Quand ce diplomate de l’intérieur quitta le soldat, ce dernier le suivit des yeux ; et, lorsqu’il n’entendit plus le bruit de ses pas, il poussa un soupir en se disant à lui-même : — Il y a donc quelquefois du bonheur à n’être qu’une bête comme moi ! Tonnerre de Dieu, si je rencontre le Gars, nous nous battrons corps à corps, ou je ne me nomme pas Hulot, car si ce renard-là me l’amenait à juger, maintenant qu’ils ont créé des conseils de guerre, je croirais ma conscience aussi sale que la chemise d’un jeune troupier qui entend le feu pour la première fois.

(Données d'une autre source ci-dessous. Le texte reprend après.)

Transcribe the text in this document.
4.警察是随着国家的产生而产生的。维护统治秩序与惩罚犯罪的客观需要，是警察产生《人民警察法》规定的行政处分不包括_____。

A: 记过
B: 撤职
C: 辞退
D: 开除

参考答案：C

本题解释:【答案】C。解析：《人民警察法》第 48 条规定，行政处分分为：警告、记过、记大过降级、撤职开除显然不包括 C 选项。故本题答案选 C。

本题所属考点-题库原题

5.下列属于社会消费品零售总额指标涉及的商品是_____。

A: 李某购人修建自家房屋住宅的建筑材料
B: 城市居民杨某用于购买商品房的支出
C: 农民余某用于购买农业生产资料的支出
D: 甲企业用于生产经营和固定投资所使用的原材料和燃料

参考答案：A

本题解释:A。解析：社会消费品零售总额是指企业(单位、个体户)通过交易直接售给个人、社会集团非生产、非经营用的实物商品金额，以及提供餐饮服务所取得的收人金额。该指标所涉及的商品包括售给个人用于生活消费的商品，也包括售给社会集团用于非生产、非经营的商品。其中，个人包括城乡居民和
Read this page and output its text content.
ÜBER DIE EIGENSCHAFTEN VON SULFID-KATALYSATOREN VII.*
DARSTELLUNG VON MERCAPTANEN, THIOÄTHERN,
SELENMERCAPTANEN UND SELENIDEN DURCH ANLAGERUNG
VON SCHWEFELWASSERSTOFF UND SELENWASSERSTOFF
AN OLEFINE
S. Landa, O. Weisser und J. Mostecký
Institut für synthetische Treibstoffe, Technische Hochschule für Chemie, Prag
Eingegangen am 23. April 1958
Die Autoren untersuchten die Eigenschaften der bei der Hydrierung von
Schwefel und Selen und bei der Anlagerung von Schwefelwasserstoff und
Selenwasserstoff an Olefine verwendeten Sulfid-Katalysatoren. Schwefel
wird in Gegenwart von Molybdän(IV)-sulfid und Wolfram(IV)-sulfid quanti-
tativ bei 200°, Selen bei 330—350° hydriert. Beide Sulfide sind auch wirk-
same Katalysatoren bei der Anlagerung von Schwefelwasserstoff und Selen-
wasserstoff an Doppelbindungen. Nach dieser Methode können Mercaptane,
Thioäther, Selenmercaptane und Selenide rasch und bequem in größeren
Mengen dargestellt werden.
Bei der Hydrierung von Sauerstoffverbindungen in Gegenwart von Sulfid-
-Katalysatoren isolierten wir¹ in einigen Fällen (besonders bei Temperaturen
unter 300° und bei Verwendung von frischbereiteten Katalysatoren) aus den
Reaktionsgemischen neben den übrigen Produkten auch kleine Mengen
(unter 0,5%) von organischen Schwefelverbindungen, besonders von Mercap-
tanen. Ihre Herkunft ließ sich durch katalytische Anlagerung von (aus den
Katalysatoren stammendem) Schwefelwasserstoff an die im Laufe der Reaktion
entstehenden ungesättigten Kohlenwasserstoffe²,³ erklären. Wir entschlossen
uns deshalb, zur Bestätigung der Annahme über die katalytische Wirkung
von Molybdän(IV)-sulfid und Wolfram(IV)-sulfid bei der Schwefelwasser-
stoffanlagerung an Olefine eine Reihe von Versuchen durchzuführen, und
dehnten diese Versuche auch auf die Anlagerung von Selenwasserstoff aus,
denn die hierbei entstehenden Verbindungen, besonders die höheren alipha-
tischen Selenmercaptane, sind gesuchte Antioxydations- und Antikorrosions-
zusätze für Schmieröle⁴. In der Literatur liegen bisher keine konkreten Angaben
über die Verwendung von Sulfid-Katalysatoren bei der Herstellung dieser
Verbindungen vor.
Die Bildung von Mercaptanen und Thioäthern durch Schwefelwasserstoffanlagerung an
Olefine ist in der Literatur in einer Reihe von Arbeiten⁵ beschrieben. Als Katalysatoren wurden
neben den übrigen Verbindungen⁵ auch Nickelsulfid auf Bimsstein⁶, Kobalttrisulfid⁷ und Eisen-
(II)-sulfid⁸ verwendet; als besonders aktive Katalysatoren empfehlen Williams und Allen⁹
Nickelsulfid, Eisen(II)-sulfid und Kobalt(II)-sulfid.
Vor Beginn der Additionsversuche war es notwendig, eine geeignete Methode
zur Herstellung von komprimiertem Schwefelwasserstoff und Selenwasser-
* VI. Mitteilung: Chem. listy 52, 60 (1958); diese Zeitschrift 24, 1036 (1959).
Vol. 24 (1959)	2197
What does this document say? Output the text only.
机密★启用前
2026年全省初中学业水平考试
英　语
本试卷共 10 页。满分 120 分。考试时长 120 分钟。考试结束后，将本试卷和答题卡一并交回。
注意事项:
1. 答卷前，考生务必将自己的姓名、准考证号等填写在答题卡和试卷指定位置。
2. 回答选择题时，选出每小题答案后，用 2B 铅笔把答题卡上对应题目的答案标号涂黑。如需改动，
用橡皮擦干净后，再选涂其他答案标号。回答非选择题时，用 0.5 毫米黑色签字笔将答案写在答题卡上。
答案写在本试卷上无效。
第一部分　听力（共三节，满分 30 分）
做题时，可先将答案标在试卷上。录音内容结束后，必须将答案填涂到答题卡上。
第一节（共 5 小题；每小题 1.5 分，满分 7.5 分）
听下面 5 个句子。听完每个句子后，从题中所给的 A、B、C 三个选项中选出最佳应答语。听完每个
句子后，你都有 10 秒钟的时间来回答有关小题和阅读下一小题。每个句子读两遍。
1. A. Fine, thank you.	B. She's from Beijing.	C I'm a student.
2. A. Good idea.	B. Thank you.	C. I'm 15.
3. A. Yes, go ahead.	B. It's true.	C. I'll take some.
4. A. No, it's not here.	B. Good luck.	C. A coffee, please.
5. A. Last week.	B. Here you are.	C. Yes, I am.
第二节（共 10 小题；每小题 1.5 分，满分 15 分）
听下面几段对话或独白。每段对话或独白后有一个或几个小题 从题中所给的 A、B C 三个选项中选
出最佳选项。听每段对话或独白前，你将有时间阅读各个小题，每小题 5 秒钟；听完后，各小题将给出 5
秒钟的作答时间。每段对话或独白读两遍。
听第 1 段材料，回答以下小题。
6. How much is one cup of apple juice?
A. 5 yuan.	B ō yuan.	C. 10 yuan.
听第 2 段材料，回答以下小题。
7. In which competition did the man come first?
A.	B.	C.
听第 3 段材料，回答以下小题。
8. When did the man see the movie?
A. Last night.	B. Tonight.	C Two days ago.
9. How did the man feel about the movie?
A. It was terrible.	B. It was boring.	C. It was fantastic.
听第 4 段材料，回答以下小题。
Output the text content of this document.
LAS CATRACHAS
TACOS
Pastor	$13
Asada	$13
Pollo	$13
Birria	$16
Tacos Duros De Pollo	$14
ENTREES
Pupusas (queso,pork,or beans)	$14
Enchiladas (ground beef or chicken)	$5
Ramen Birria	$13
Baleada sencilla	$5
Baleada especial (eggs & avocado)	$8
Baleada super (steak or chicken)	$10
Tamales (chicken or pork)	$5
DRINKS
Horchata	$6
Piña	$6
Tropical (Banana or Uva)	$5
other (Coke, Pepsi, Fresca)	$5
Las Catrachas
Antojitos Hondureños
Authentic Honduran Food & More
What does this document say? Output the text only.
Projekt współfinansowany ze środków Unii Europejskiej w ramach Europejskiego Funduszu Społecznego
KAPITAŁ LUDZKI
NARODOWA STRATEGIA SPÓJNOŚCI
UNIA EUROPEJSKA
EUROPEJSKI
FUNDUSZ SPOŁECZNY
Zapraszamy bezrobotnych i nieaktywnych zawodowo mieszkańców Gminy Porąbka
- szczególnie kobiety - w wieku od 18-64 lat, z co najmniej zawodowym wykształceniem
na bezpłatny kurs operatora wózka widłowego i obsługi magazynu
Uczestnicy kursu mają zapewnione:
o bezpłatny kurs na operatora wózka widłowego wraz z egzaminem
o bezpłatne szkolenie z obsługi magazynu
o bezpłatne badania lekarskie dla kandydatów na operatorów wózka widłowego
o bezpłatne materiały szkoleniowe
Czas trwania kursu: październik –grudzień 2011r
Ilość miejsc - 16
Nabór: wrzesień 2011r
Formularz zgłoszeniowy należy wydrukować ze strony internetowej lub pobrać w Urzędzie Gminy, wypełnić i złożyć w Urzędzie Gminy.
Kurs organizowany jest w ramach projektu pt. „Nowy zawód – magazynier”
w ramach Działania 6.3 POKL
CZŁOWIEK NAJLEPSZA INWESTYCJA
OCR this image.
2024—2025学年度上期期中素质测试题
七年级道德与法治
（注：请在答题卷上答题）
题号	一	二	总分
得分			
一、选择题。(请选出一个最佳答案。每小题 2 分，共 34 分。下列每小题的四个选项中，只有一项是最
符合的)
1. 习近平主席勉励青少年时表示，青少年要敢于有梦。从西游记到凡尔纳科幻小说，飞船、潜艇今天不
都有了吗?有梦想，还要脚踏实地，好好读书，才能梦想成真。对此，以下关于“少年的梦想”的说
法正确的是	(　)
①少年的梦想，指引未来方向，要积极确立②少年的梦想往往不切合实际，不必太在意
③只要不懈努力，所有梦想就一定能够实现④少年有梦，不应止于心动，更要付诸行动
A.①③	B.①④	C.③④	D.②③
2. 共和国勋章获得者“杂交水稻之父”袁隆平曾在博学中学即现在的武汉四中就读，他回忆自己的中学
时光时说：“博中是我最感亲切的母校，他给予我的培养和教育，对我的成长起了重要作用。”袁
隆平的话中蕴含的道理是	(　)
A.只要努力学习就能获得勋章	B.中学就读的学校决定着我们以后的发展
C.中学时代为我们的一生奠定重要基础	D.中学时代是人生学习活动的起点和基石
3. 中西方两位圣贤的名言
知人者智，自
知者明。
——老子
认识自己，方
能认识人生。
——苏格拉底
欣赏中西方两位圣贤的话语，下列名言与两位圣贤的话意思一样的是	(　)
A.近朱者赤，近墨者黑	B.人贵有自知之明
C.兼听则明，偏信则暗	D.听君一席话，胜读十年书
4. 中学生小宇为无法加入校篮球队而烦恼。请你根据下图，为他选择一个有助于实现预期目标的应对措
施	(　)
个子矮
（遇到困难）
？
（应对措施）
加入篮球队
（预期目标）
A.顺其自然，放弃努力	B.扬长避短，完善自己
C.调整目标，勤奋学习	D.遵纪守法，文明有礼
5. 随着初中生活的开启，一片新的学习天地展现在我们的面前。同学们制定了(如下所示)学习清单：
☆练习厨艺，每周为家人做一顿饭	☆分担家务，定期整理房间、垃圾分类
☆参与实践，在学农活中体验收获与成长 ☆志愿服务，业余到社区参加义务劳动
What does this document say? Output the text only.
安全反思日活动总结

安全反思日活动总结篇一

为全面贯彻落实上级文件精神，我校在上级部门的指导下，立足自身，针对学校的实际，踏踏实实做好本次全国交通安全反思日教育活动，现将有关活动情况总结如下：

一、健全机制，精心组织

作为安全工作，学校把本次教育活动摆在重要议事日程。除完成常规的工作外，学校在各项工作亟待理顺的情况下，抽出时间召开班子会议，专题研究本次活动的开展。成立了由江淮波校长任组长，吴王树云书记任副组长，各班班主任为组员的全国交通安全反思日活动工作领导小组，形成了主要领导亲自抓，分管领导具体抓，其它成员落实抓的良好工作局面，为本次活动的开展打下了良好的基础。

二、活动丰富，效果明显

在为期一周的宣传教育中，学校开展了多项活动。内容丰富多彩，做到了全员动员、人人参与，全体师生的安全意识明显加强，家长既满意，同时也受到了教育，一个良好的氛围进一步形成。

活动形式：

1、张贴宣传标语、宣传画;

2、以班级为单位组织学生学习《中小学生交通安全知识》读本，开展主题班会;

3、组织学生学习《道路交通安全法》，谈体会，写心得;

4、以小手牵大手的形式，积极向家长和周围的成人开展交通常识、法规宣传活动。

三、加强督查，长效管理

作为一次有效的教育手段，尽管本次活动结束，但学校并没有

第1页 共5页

Le massacre de la Vivetière et le désir de venger ses deux amis avaient autant contribué à faire reprendre à Hulot le commandement de sa demi-brigade, que la réponse par laquelle un nouveau ministre, Berthier, lui déclarait que sa démission n’était pas acceptable dans les circonstances présentes. À la dépêche ministérielle était jointe une lettre confidentielle où, sans l’instruire de la mission dont était chargée mademoiselle de Verneuil, il lui écrivait que cet incident, complétement en dehors de la guerre, n’en devait pas arrêter les opérations. La participation des chefs militaires devait, disait-il, se borner, dans cette affaire, à seconder cette honorable citoyenne, s’il y avait lieu. En apprenant par ses rapports que les mouvements des Chouans annonçaient une concentration de leurs forces vers Fougères, Hulot avait secrètement ramené, par une marche forcée, deux bataillons de sa demi-brigade sur cette place importante. Le danger de la patrie, la haine de l’aristocratie, dont les partisans menaçaient une étendue de {p. 156} pays considérable, l’amitié, tout avait contribué à rendre au vieux militaire le feu de sa jeunesse.
— Voilà donc cette vie que je désirais, s’écria mademoiselle de Verneuil quand elle se trouva seule avec Francine, quelque rapides que soient les heures, elles sont pour moi comme des siècles de pensées.
Elle prit tout à coup la main de Francine, et sa voix, comme celle du premier rouge-gorge qui chante après l’orage, laissa échapper lentement ces paroles.
— J’ai beau faire, mon enfant, je vois toujours ces deux lèvres délicieuses, ce menton court et légèrement relevé, ces yeux de feu, et j’entends encore le — hue ! — du postillon. Enfin, je rêve… et pourquoi donc tant de haine au réveil ?
Elle poussa un long soupir, se leva ; puis, pour la première fois, elle se mit à regarder le pays livré à la guerre civile par ce cruel gentilhomme qu’elle voulait attaquer, à elle seule. Séduite par la vue du paysage, elle sortit pour respirer plus à l’aise sous le ciel, et si elle suivit son chemin à l’aventure, elle fut certes conduite vers la Promenade de la ville par ce maléfice de notre âme qui nous fait chercher des espérances dans l’absurde. Les pensées conçues sous l’empire de ce charme se réalisent souvent ; mais on en attribue alors la prévision à cette puissance appelée le pressentiment ; pouvoir inexpliqué, mais réel, que les passions trouvent toujours complaisant comme un flatteur qui, à travers ses mensonges, dit parfois la vérité.